Le Pape expose comment un certain christianisme "moderne" a pu enfermer les notions de salut, d'espérance dans la shère privée et individuelle et cite le Père de Lubac qui à la suite des Pères de l'Eglise a pu montrer que le salut a toujours été considéré comme une réalité communautaire.
Le péché est une division, le salut est le rétablissement d'une unité.

"Bienheureux le Peuple dont le Seigneur est le Dieu" (ps 144,15)
Pour faire partie de ce peuple et que nous puissions parvenir à vivre avec Dieu pour toujours, le but du precepte c'est l'amour qui vient d'un coeur pur, d'une bonne conscience, et d'une foi sincère (1Tim 1,5)
Cette vie véritable, vers laquelle nous cherchons toujours de nouveau à tendre, est liée à l'être dans l'union existencielle avec un "peuple" et pour toute personne, elle ne peut se réaliser qu'à l'intérieur de ce "nous".

Elle présuppose donc l'exode de la prison de son propre "moi" par ce que c'est seulement dans l'ouverture de ce sujet universel que s'ouvre aussi le regard sur la source de la joie, sur l'amour lui-même : Dieu"

L'espérance chrétienne vise un audelà du monde présent mais elle a à voir avec l'édification du monde ; elle ne peut en aucun cas inspirer une "fuite" des réalités temporelles.
Le pape montre comment la vie monastique que certains auraient pu embrasser par souci de s'abstraire du monde ou de le fuir a été solidement ancrée par les fondateurs (Benoît puis Bernard de Clairvaux) dans le "travail" : "Les contemplatifs doivent devenir des travailleurs" ; le monastère n'est pas un "Paradis" même si comme lieu de "défrichage" pratique et spirituel il le prépare.

"Un terrain sauvage est rendu fertile - précisément tandis qu' en même temps  sont abattus les arbres de l'orgueil, qu'est enlevé ce qui pousse de sauvage dans les âmes et qu'est préparé ainsi le terrain sur lequel peut prospérer le pain pour le corps et pour l'âme...
l'histoire actuelle nous montre bien qu'aucune structuration positive du monde ne peut réussir là où les âmes restent à l'état sauvage."

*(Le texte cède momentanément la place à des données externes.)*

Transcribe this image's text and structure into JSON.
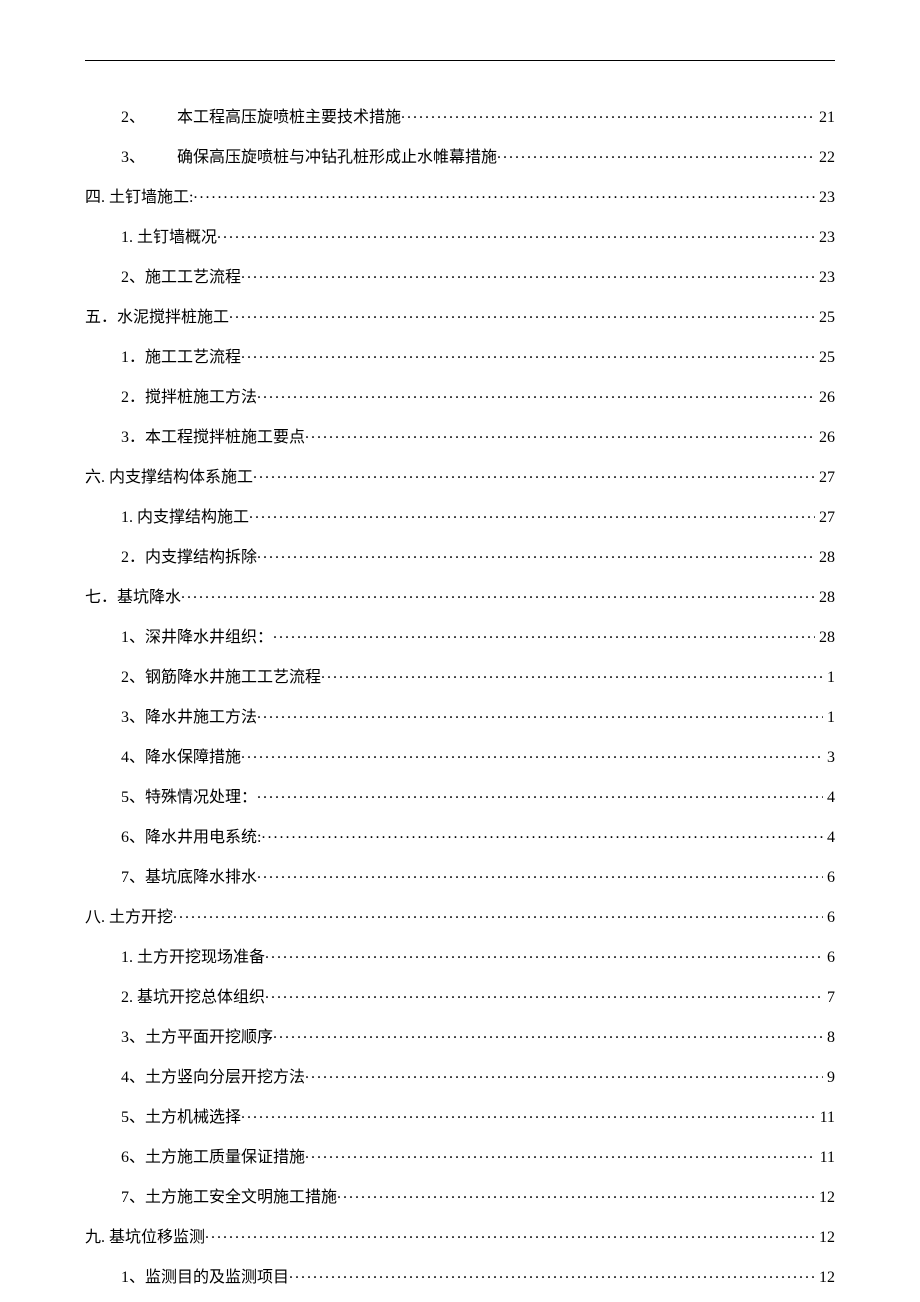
{
  "toc": [
    {
      "level": "lvl2-wide",
      "num": "2、",
      "label": "本工程高压旋喷桩主要技术措施",
      "page": "21"
    },
    {
      "level": "lvl2-wide",
      "num": "3、",
      "label": "确保高压旋喷桩与冲钻孔桩形成止水帷幕措施",
      "page": "22"
    },
    {
      "level": "lvl0",
      "num": "",
      "label": "四. 土钉墙施工:",
      "page": "23"
    },
    {
      "level": "lvl1",
      "num": "",
      "label": "1. 土钉墙概况",
      "page": "23"
    },
    {
      "level": "lvl1",
      "num": "",
      "label": "2、施工工艺流程",
      "page": "23"
    },
    {
      "level": "lvl0",
      "num": "",
      "label": "五．水泥搅拌桩施工",
      "page": "25"
    },
    {
      "level": "lvl1",
      "num": "",
      "label": "1．施工工艺流程",
      "page": "25"
    },
    {
      "level": "lvl1",
      "num": "",
      "label": "2．搅拌桩施工方法",
      "page": "26"
    },
    {
      "level": "lvl1",
      "num": "",
      "label": "3．本工程搅拌桩施工要点",
      "page": "26"
    },
    {
      "level": "lvl0",
      "num": "",
      "label": "六. 内支撑结构体系施工",
      "page": "27"
    },
    {
      "level": "lvl1",
      "num": "",
      "label": "1. 内支撑结构施工",
      "page": "27"
    },
    {
      "level": "lvl1",
      "num": "",
      "label": "2．内支撑结构拆除",
      "page": "28"
    },
    {
      "level": "lvl0",
      "num": "",
      "label": "七．基坑降水",
      "page": "28"
    },
    {
      "level": "lvl1",
      "num": "",
      "label": "1、深井降水井组织：",
      "page": "28"
    },
    {
      "level": "lvl1",
      "num": "",
      "label": "2、钢筋降水井施工工艺流程",
      "page": "1"
    },
    {
      "level": "lvl1",
      "num": "",
      "label": "3、降水井施工方法",
      "page": "1"
    },
    {
      "level": "lvl1",
      "num": "",
      "label": "4、降水保障措施",
      "page": "3"
    },
    {
      "level": "lvl1",
      "num": "",
      "label": "5、特殊情况处理：",
      "page": "4"
    },
    {
      "level": "lvl1",
      "num": "",
      "label": "6、降水井用电系统:",
      "page": "4"
    },
    {
      "level": "lvl1",
      "num": "",
      "label": "7、基坑底降水排水",
      "page": "6"
    },
    {
      "level": "lvl0",
      "num": "",
      "label": "八. 土方开挖",
      "page": "6"
    },
    {
      "level": "lvl1",
      "num": "",
      "label": "1. 土方开挖现场准备",
      "page": "6"
    },
    {
      "level": "lvl1",
      "num": "",
      "label": "2. 基坑开挖总体组织",
      "page": "7"
    },
    {
      "level": "lvl1",
      "num": "",
      "label": "3、土方平面开挖顺序",
      "page": "8"
    },
    {
      "level": "lvl1",
      "num": "",
      "label": "4、土方竖向分层开挖方法",
      "page": "9"
    },
    {
      "level": "lvl1",
      "num": "",
      "label": "5、土方机械选择",
      "page": "11"
    },
    {
      "level": "lvl1",
      "num": "",
      "label": "6、土方施工质量保证措施",
      "page": "11"
    },
    {
      "level": "lvl1",
      "num": "",
      "label": "7、土方施工安全文明施工措施",
      "page": "12"
    },
    {
      "level": "lvl0",
      "num": "",
      "label": "九. 基坑位移监测",
      "page": "12"
    },
    {
      "level": "lvl1",
      "num": "",
      "label": "1、监测目的及监测项目",
      "page": "12"
    }
  ]
}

L'espérance chrétienne est fondée sur la Foi, la Raison et la Liberté

Le Pape analyse longuement comment à diférentes époques des analyses et des "politiques" basées sur la seule notion de "progrès" ont abouti et aboutissent  toujours à des echecs.
Il insiste particulièrement sur le marxisme dont il ne nie pas la capacité d'analyse de la société mais qui va à l'echec pour avoir oublié l'"homme" et plus précisément sa "liberté".
Dieu entre vraiment dans les choses humaines seulement s'il n'est pas pensé uniquement par nous mais si Lui-même vient à notre rencontre et nous parle. [ce dialogue est le fondement de notre liberté]
C'est pourquoi la raison a besoin de la foi pour arriver à être totalement elle-même ; raison et foi ont besoin l'une de l'autre pour réaliser leur véritable nature et leur mission

L'Espérance Chrétienne est en Jésus Chist
"Communion", "Amour", "Charité" 

L'homme n'est racheté ni par la science ni par le progrès ni par quelque structure que ce soit : l'homme est racheté par l'amour.
Le pape prend acte que cela est déjà vrai de l'amour humain qui cependant reste fragile et ne resout pas les problèmes de la vie : l'être humain dans sa lberté a besoin d'amour inconditionel.
Les structures humaines sont nécessaires mais elles doivent être fondées sur des convictions reconquises sans cesse et de facon communautaire par l'exercice de la liberté .
C'est à cause de la liberté qu'aucun règne du bien n'est jamais totalement consolidé mais se trouve toujours en question et en devenir
La liberté de l'homme qui fonde son espérance s'exerce tout à la fois dans le dialogue avec Dieu en Jésus Christ et dans la relation avec autrui : le pape retrouve ici le thème johannique majeur : celui qui dit aimer Dieu et n'aime pas son prochain est un menteur..
Pouvons nous espérer quelquechose pour nous mêmes que nous n'espérons pas ensemble ?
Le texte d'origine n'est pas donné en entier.